The procedure described by Avikainen allows autologous, vascularised graft to be used in growing patients with open growth cartilages. As most other methods of MPFL reconstruction involve the risk of damage to the growth cartilage when fixing the graft, these procedures are mainly performed in adults. However, the perceived disadvantages of this method include the slightly nonanatomical location of the graft and the risk of damage to the femoral vessels, the saphenous branch of the descending genicular artery and the saphenous nerve which lie close by [41, 42]. An analysis of surgical material indicates the most significant limitations of this method to be the lack of tendon in some cases and its insufficient length or small cross section, all of which make reconstruction impossible.

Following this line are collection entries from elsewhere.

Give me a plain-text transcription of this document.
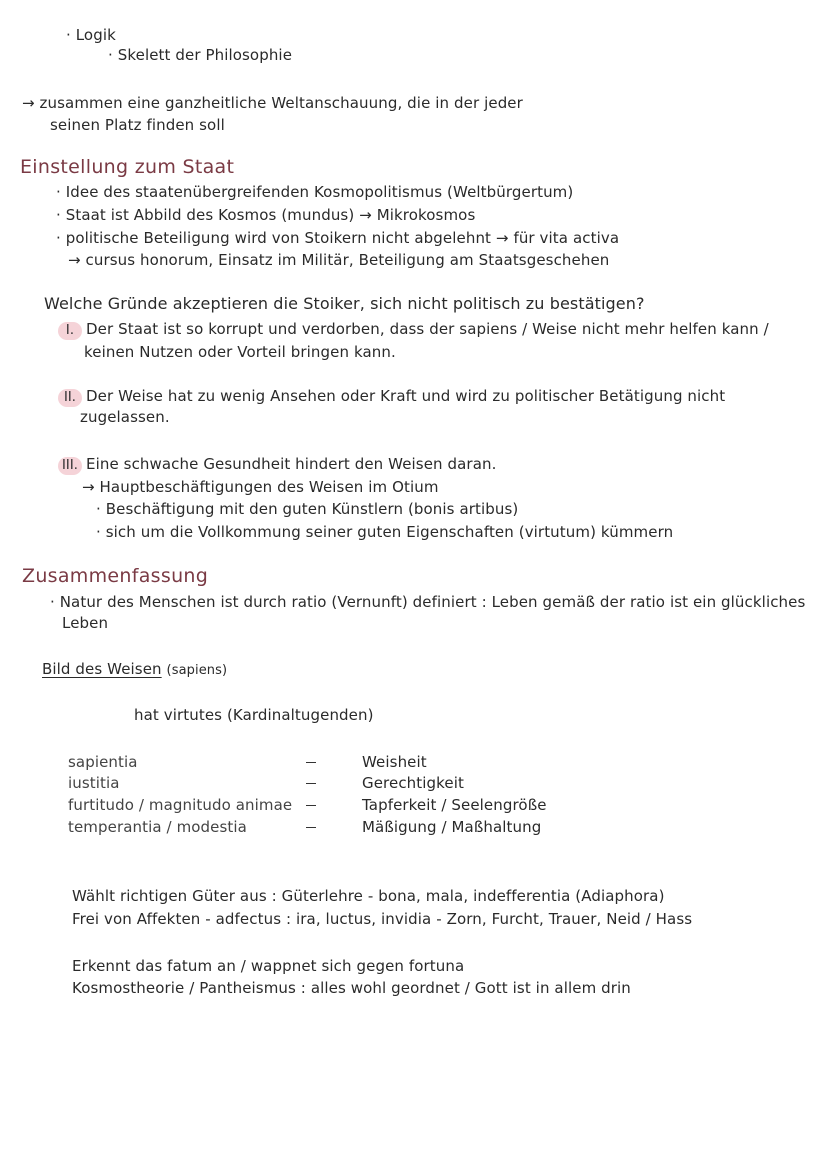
· Logik
· Skelett der Philosophie
→ zusammen eine ganzheitliche Weltanschauung, die in der jeder
seinen Platz finden soll
Einstellung zum Staat
· Idee des staatenübergreifenden Kosmopolitismus (Weltbürgertum)
· Staat ist Abbild des Kosmos (mundus) → Mikrokosmos
· politische Beteiligung wird von Stoikern nicht abgelehnt → für vita activa
→ cursus honorum, Einsatz im Militär, Beteiligung am Staatsgeschehen
Welche Gründe akzeptieren die Stoiker, sich nicht politisch zu bestätigen?
I. Der Staat ist so korrupt und verdorben, dass der sapiens / Weise nicht mehr helfen kann /
keinen Nutzen oder Vorteil bringen kann.
II. Der Weise hat zu wenig Ansehen oder Kraft und wird zu politischer Betätigung nicht
zugelassen.
III. Eine schwache Gesundheit hindert den Weisen daran.
→ Hauptbeschäftigungen des Weisen im Otium
· Beschäftigung mit den guten Künstlern (bonis artibus)
· sich um die Vollkommung seiner guten Eigenschaften (virtutum) kümmern
Zusammenfassung
· Natur des Menschen ist durch ratio (Vernunft) definiert : Leben gemäß der ratio ist ein glückliches
Leben
Bild des Weisen (sapiens)
hat virtutes (Kardinaltugenden)
sapientia
iustitia
furtitudo / magnitudo animae
temperantia / modestia
Weisheit
Gerechtigkeit
Tapferkeit / Seelengröße
Mäßigung / Maßhaltung
Wählt richtigen Güter aus : Güterlehre - bona, mala, indefferentia (Adiaphora)
Frei von Affekten - adfectus : ira, luctus, invidia - Zorn, Furcht, Trauer, Neid / Hass
Erkennt das fatum an / wappnet sich gegen fortuna
Kosmostheorie / Pantheismus : alles wohl geordnet / Gott ist in allem drin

In the present study, no tendon was found intraoperatively in two knees, and the graft was too short in two others; these patients were not included in the study.

8. Conclusions

Our results confirm the efficacy of MPFL reconstruction using the adductor magnus tendon in children and adolescents with recurrent patellar dislocation. In the presence of a deficit in quadriceps and flexor strength, patients may benefit from isokinetic analysis when planning the postoperative rehabilitation programme following MPFL reconstruction with an adductor magnus tendon.

Conflict of Interests

The authors declare that there is no conflict of interests regarding the publication of this paper.

Acknowledgment

This work was sponsored by the Polish Ministry of Science & Higher Education, Polish Mother’s Memorial Hospital Research Institute Young Researcher Internal Grant no. 2012/59-MN.